Third song is Enter Starship. Acoustic Guitar and sarcastically upbeat sounding vocals. This is a bizarre, happy bopping tune. It’s the Yellow Submarine era Beatles meets the angst-ridden Nirvana. Influences are very clear in this song, but it’s very fun and unique.

Next we have, Homecoming. Melancholic and Grunge. It hits hard and it has that signature kind of groaning grunge vocals, with the rapid but sparring guitar riffs. It has its soft spots, but they always build back up into the powerful grunge sound. This song also features a gorgeous guitar solo.

’72 starts off very sleazy rock with the buzzing guitar riffs and very metallic sounding strings. This song really illustrates what I love about vocalist Nick Gray, his nasally vocals are seemingly shape shifting. Depending on the context of the song, his vocals fit a variety of genres all in one album. Grunge, Sleazy Rock, Classic Rock, Punk, etc and that really makes him stand out as a fantastically talented vocalist. Other than this, this song is full of enjoyable rock elements.

Ballad of Me, Myself and I. It draws me in due to both its captivating title and it’s angsty, acoustic vibe. It’s definitely a ballad, but not in the conventional sense, it’s very punky. Additionally, the structure to this song is very satisfying and features a cool breakdown.

On the darker side, Drown Me feels reminiscent of grunge’s aggressive cousin, post-grunge. It is angry and hard-hitting, featuring harsh lyrics and a chorus of heavy instrumentals. This song also adds to the sense of variety in this album nicely.
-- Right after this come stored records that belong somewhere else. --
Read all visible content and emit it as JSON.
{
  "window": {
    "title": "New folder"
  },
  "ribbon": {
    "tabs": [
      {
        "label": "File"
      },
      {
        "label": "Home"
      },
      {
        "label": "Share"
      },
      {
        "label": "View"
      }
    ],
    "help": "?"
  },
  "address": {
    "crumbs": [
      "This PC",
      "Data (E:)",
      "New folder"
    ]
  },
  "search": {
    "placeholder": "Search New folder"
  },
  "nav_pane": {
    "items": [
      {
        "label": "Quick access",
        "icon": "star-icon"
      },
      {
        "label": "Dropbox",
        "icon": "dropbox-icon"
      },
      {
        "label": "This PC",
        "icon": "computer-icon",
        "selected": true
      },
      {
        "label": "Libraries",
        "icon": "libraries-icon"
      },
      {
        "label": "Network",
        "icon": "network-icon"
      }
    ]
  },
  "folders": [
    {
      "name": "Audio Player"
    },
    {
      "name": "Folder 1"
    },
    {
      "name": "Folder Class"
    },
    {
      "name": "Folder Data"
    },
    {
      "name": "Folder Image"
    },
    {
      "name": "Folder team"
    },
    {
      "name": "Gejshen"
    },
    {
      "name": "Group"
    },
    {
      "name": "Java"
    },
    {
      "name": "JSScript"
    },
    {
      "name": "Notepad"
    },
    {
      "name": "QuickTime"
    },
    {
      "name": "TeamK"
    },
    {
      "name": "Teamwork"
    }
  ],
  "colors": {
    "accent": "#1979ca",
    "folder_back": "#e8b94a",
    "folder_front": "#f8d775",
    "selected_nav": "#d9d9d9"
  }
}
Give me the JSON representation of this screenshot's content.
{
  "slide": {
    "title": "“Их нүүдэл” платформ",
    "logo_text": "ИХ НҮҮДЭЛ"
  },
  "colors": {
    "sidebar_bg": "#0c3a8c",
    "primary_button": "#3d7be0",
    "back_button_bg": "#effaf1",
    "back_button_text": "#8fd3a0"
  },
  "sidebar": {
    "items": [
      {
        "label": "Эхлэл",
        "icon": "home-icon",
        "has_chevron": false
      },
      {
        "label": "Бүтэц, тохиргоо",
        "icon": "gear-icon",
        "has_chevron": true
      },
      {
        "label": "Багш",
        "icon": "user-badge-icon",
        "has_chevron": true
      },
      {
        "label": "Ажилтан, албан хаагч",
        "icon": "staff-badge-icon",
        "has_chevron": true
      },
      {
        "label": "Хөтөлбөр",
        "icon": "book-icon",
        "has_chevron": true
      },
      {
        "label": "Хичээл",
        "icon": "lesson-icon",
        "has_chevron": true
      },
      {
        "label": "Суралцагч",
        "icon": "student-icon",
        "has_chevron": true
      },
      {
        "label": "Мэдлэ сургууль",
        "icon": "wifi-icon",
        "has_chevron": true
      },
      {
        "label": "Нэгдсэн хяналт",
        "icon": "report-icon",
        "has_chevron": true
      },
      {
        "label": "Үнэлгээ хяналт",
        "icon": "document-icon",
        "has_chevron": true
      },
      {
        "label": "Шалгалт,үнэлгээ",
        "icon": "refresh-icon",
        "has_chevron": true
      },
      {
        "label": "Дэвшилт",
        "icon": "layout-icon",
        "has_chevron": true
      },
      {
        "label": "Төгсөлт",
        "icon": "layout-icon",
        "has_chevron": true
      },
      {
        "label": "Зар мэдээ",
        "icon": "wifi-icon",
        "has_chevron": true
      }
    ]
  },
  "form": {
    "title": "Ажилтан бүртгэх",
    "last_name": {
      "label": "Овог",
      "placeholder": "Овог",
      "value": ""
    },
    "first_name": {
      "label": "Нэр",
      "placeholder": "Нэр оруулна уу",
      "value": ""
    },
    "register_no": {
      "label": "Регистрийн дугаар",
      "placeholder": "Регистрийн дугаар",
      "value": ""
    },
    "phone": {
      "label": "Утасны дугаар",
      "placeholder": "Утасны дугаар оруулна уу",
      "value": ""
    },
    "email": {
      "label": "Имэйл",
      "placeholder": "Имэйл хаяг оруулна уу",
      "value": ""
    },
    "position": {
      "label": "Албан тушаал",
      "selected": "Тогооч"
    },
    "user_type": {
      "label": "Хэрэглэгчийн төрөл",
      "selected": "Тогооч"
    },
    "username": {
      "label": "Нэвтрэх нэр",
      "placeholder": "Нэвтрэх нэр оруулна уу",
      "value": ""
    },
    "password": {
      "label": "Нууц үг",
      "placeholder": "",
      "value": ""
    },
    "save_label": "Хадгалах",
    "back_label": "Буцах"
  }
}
Cruisy and almost “groovy” kind of instrumentals open up Who? The vocals help this song feel kind of like another sleazy rock song and I can’t help nodding my head along to it.

Next up is Friend, it opens creepy, the repetitive guitar riff builds a kind of suspense. Vocals are whispering and stay this way throughout the song. Friend is a mellow one, building up mildly but staying more or less the same tone.

Still Alive starts with a soft guitar riff and a simple drum beat, the vocals whine throughout the verses before all instruments involved burst into the chorus, from there the song builds up further.

Final song, Here, is both soft and grim. The vocals are sorrowful over the soft guitar and piano which is prominently featured in this song, which helps cement it as the significant emotional song on the album. Here also showcases Nick Gray’s vocals on a grander scale, they’re powerful and moving over the melancholic piano.